With the film 'Solaris,' I had a similar experience. I first watched Tarkovsky's famous adaptation and then decided to delve into Stanislaw Lem's original novel. It seemed that reading the book would complement the complex film, providing a more complete picture of what happened on screen.
On one hand, the book indeed expanded on the theme of 'solaristics' more thoroughly, while on the other hand, clear differences between the film and the book emerged. Unlike the film, the action in the book takes place immediately during the approach to the Solaris station, without any earthly prologue. In the film, Kris hears about the possible visions on Solaris before he even reaches the planet, but in the book, Kris learns about such phenomena only from the documents discovered on the station, which is crucial to his perception. Meanwhile, in the film, Bannionis' character is already prepared for the journey and perceives the events on the station with less surprise.
The second significant difference lies in the emergence of the so-called 'guests.' In both the book and the film, they appear after sleep, but then the discrepancies arise. In the film, the 'guests' are essentially resurrected memories of the person. Yes, they materialize and cause suffering, reenacting unpleasant moments, but they are still memories. In the book, however, these 'guests' consist of two components: on one hand, they are undoubtedly memories (external appearance, moments from the biography, etc.), and on the other hand, these 'guests' reflect the thoughts of the person they visit. Harey, the main character's wife who took her own life in reality, is portrayed as a 'guest' in the book. She uses nicknames of spaceship pilots in her speech, which became known only after her death. So, her way of speaking combines additional information from Kris Kelvin himself. In the book, a 'guest' equals memories + personal thoughts. This, in my opinion, is an important clarification because, based solely on the film, it seemed to me that Kris was simply haunted by a memory transported into the present. It is much more challenging to rid oneself of a memory that speaks with your own thoughts and in your own language."

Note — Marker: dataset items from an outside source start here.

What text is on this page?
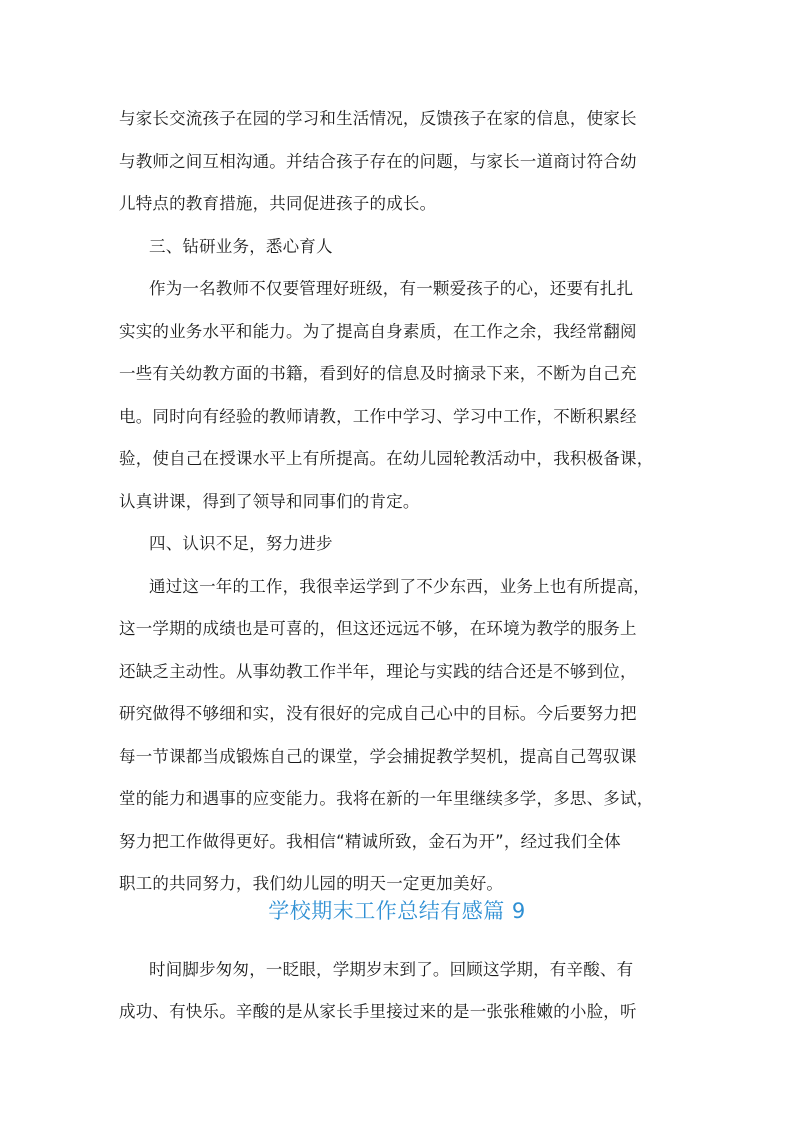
与家长交流孩子在园的学习和生活情况，反馈孩子在家的信息，使家长
与教师之间互相沟通。并结合孩子存在的问题，与家长一道商讨符合幼
儿特点的教育措施，共同促进孩子的成长。
三、钻研业务，悉心育人
作为一名教师不仅要管理好班级，有一颗爱孩子的心，还要有扎扎
实实的业务水平和能力。为了提高自身素质，在工作之余，我经常翻阅
一些有关幼教方面的书籍，看到好的信息及时摘录下来，不断为自己充
电。同时向有经验的教师请教，工作中学习、学习中工作，不断积累经
验，使自己在授课水平上有所提高。在幼儿园轮教活动中，我积极备课，
认真讲课，得到了领导和同事们的肯定。
四、认识不足，努力进步
通过这一年的工作，我很幸运学到了不少东西，业务上也有所提高，
这一学期的成绩也是可喜的，但这还远远不够，在环境为教学的服务上
还缺乏主动性。从事幼教工作半年，理论与实践的结合还是不够到位，
研究做得不够细和实，没有很好的完成自己心中的目标。今后要努力把
每一节课都当成锻炼自己的课堂，学会捕捉教学契机，提高自己驾驭课
堂的能力和遇事的应变能力。我将在新的一年里继续多学，多思、多试，
努力把工作做得更好。我相信“精诚所致，金石为开”，经过我们全体
职工的共同努力，我们幼儿园的明天一定更加美好。
学校期末工作总结有感篇 9
时间脚步匆匆，一眨眼，学期岁末到了。回顾这学期，有辛酸、有
成功、有快乐。辛酸的是从家长手里接过来的是一张张稚嫩的小脸，听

In general, I didn't see any contradictions between the book and the movie - both the book and the film are beautiful in their own way, in my opinion.
Of course, Stanislaw Lem was aware that there would be a film adaptation in the Soviet Union. Fortunately, there are documents that have preserved this information. In the book by Salynsky D.A. titled "Andrei Tarkovsky's Solaris: Materials and Documents," there is a message from the film's editor, L. Lazar, about Tarkovsky's conversation with Lem. The message is dated October 1969:
"Dear Tamara Georgievna! As per your request, I am informing you about the conversation with St. Lem. On October 19, Tarkovsky met with him to discuss further work on the Solaris screenplay. The remarks made by S. Lem on the screenplay concerned the part where the action takes place on Earth....<...>"
Thus, it is known for certain that Tarkovsky and Lem communicated during the creation of the film, and it is possible that some of Lem's wishes were taken into account by Tarkovsky. Although conflicts between writers and adapting directors sometimes occur, for example, one can recall the conflict between Stephen King and Stanley Kubrick regarding "The Shining" adaptation. Overall, the novel "Solaris" is quite interesting to read, and it doesn't feel dragged out. As a bonus for those who have read the book, there is a more detailed explanation of "Solaristics" and what is happening on the planet Solaris compared to the film.